I don't think that Macklemore did this on purpose--I find it hard to believe that anyone would think that Macklemore was that sophisticated a performer to draw on racist caricatures during a performance of a song that talks about finding bargains as a way of confronting stereotypes about Jews or mocking Jews or whatever he was trying to do.  He's the kind of artist who encourages gay couples to get gay married during his anthem for gay marriage, as he did during the Grammys.  You're giving him too much credit, people.  I am on board with anyone who wants to find what he did offensive.  He may not have noticed what he was doing, but as a performer he is making a statement when he appears on stage.  If that statement is 'Nazi-Era Depiction of a Jew,' then he is responsible for that. 

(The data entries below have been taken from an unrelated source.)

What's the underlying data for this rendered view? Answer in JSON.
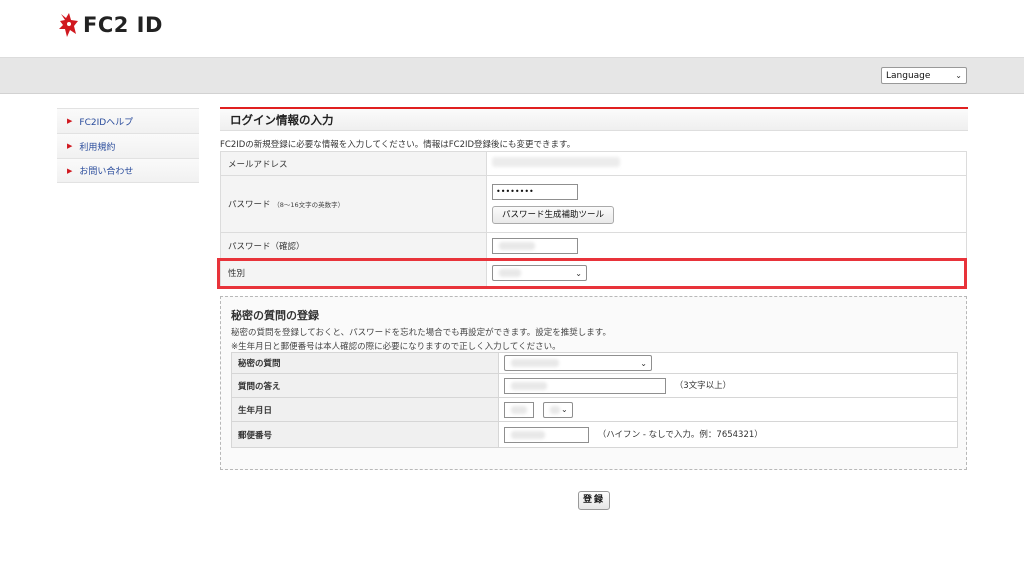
{
  "header": {
    "logo_text": "FC2 ID"
  },
  "language": {
    "selected": "Language"
  },
  "sidebar": {
    "items": [
      {
        "label": "FC2IDヘルプ"
      },
      {
        "label": "利用規約"
      },
      {
        "label": "お問い合わせ"
      }
    ]
  },
  "login_section": {
    "title": "ログイン情報の入力",
    "intro": "FC2IDの新規登録に必要な情報を入力してください。情報はFC2ID登録後にも変更できます。",
    "rows": {
      "email_label": "メールアドレス",
      "password_label": "パスワード",
      "password_hint": "（8～16文字の英数字）",
      "password_value": "••••••••",
      "password_tool_button": "パスワード生成補助ツール",
      "password_confirm_label": "パスワード（確認）",
      "gender_label": "性別"
    }
  },
  "secret_section": {
    "title": "秘密の質問の登録",
    "desc1": "秘密の質問を登録しておくと、パスワードを忘れた場合でも再設定ができます。設定を推奨します。",
    "desc2": "※生年月日と郵便番号は本人確認の際に必要になりますので正しく入力してください。",
    "rows": {
      "question_label": "秘密の質問",
      "answer_label": "質問の答え",
      "answer_note": "（3文字以上）",
      "birthdate_label": "生年月日",
      "postal_label": "郵便番号",
      "postal_note": "（ハイフン - なしで入力。例：7654321）"
    }
  },
  "submit": {
    "label": "登録"
  },
  "colors": {
    "accent": "#e02020",
    "highlight": "#e8333a",
    "link": "#2a4c9c"
  }
}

There is a much larger, and much more significant, question here of the mutability of racism.  What struck me in reading comments about this story is that there is a generation of people (perhaps 'kids today') for whom this costume did not reflect an ethnic stereotype.  In a way, this is a good thing.  I was going to try and quote Kim on this but her writing was too convoluted (editor to the Kardashians evidently does not change run-on sentences); however, I will take the spirit of what she wanted to say and state that being unaware of previously damaging stereotypes is a positive development overall.  If kids today don't interpret potentially racist imagery as racist, then this has to be a good thing.  At the same time, though, how unaware should we be?  Whose responsibility is it to be aware?  Which ethnic slurs are okay, which ones are okay to forget, which ones are okay to appropriate?

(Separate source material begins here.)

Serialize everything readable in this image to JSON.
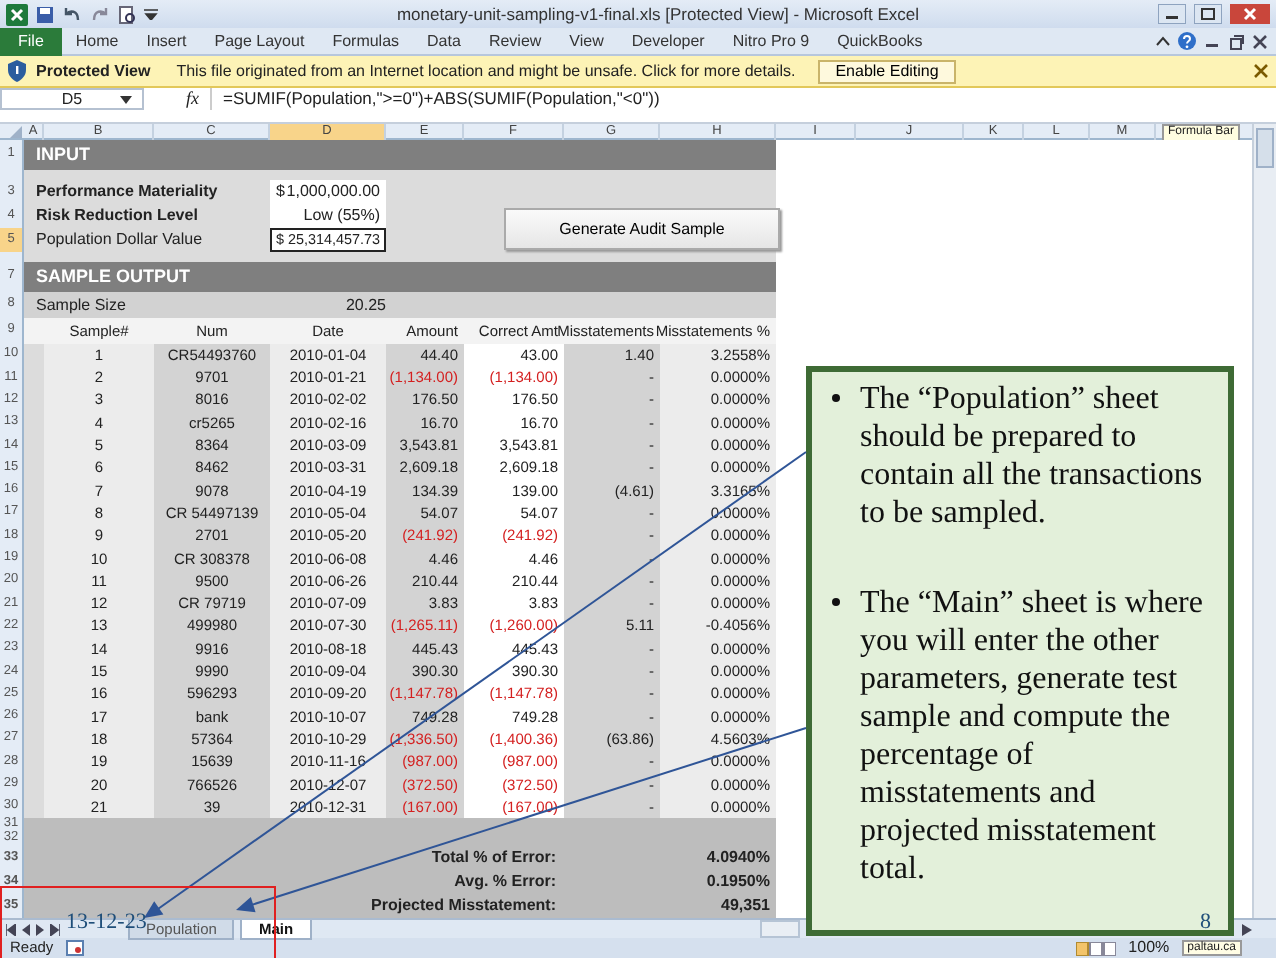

This whole incident reminds me of a piece that Rembert Browne posted on Grantland a few months ago about the use of what continues to be the most damning of racial slurs in the US and attempts by the NFL to ban that particular word.  Browne came out in favor of this word, seeing it instead as a term that has been appropriated by the black community to describe (primarily) positive relationships between close friends and family.  For Browne, 'There’s no one answer, but what does seem clear is that the future of dealing with this word isn’t in its history. If using tales and images from the Jim Crow South hasn’t worked yet, it’s never going to work. I promise.'  Here I totally disagree.  You can feel free to use whatever word you want, but to forget the history of this particular term--which has not even fallen into history yet since it continues to be used in a derogatory fashion--is to forget part of a vital struggle that has forged so much of contemporary American society.  And if 'historical' tales and image had no effect, might I suggest that you were shown the wrong tales and images.  Try this one instead, taken from a 1963 interview on PBS entitled 'The Negro and the American Promise.'  This excerpt is from James Baldwin's lengthier interview; Martin Luther King and Malcolm X were also included as part of this show:


This might seem far removed from Macklemore, but I'm not sure that it is.  Macklemore's costume and apology suggests that he did not recognize the problem because he was unaware of its history.  The online reaction might suggest that for many people such imagery is now obsolete to the point where this costume is not associated with Jewish caricature.  Browne's piece, on the other hand, suggests mitigating a problem by ignoring its history.  The key word in both examples, of course, is history, and I think that without being aware of the implications that such performances entail, it is too easy to perpetuate the stereotypes associated with them--even if the agents here are unaware of/unmoved to change their behavior.